The stockpile shrank $43.3 billion in September, less than the $57 billion drop predicted in a Bloomberg survey of economists. The hoard, still the world’s largest at $3.51 trillion, fell by a record $93.9 billion in August after a shock yuan devaluation spurred unprecedented outflows and prompted the central bank to sell dollars to prop up its exchange rate.
“Today’s data suggest concerns about capital outflows are overdone,” said Larry Hu, Hong Kong-based head of China economics at Macquarie Securities Ltd. “With stabilized expectations on the renminbi and more companies getting their positions hedged, the pace of decline in the reserves should slow.”

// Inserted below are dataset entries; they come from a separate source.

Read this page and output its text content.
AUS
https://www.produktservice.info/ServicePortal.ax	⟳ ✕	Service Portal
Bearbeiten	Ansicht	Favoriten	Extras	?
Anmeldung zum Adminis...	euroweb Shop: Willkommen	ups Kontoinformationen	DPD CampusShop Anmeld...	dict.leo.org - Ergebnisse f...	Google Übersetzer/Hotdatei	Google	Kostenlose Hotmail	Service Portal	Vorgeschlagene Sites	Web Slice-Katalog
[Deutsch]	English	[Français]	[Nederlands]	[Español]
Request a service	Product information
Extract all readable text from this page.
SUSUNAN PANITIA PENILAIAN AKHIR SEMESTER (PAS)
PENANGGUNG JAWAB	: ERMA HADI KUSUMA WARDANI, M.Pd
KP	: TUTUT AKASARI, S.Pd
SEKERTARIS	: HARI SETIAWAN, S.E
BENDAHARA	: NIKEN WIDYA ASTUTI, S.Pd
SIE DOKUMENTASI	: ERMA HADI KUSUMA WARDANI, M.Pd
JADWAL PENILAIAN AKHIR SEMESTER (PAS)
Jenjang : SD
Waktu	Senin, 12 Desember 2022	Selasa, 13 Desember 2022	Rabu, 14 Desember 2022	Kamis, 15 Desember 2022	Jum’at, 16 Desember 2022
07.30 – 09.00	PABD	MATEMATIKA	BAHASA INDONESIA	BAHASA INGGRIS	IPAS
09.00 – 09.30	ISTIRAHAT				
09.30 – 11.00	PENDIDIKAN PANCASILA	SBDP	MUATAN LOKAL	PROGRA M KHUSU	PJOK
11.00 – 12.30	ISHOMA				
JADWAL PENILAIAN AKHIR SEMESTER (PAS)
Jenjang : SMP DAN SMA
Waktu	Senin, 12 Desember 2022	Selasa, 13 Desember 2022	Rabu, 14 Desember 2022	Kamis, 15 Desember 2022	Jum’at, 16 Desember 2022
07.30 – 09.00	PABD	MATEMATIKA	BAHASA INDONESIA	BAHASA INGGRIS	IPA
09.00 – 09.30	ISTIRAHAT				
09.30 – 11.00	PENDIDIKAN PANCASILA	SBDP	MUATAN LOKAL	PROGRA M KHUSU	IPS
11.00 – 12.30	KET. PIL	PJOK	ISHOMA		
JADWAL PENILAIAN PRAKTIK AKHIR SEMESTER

The yuan, known officially as the renminbi, rose 0.25 percent to 6.3398 a dollar as of 1:56 p.m. in Hong Kong, near a Sept. 30 level of 6.3332 that was the strongest since the Aug. 11 devaluation. The offshore yuan last week erased its discount to the Shanghai rate, which exceeded 2 percent on Aug. 12, amid speculation the central bank was selling dollars. Financial markets on the mainland will reopen on Thursday after a week-long holiday.
China has taken several steps to stem capital outflows, estimated at $141.66 billion in August, as Premier Li Keqiang tries to revive an economy forecast to grow at the slowest pace in 25 years. The People’s Bank of China has ordered financial institutions to set aside 20 percent of yuan forward contract sales in reserve for a year with zero interest, while the State Administration of Foreign Exchange has told banks to conduct special checks on currency trading under capital accounts.
The nation’s leaders have signaled their support as well, with President Xi Jinping saying last month that there’s no basis for sustained depreciation. China’s efforts to get the yuan into the International Monetary Fund’s basket of reserve currencies received a boost recently, with the U.S. saying it backs inclusion provided existing criteria are met.
China’s foreign-exchange reserves fell a record $180 billion in the three months through September, according to Bloomberg calculations based on the data released by the PBOC on Wednesday.
The yuan overtook Japan’s yen to become the fourth most-used currency for global payments in August, rising to its highest ranking ever and boosting its claim for reserve status at the IMF. The proportion of transactions denominated in yuan climbed to a record 2.79 percent in August, from 2.34 percent in July, according to a Society for Worldwide Interbank Financial Telecommunications statement on Tuesday.
The yuan’s 12-month non-deliverable forwards rose 0.22 percent on Wednesday to 6.5340 a dollar, the strongest level since Aug. 12, according to data compiled by Bloomberg.
“The obvious interpretation is that panic over cascading capital flight was overdone,” according to a note from Bloomberg economists Tom Orlik and Fielding Chen. “After the equity market rout in July and the currency surprise in August, September was a period of relative calm.”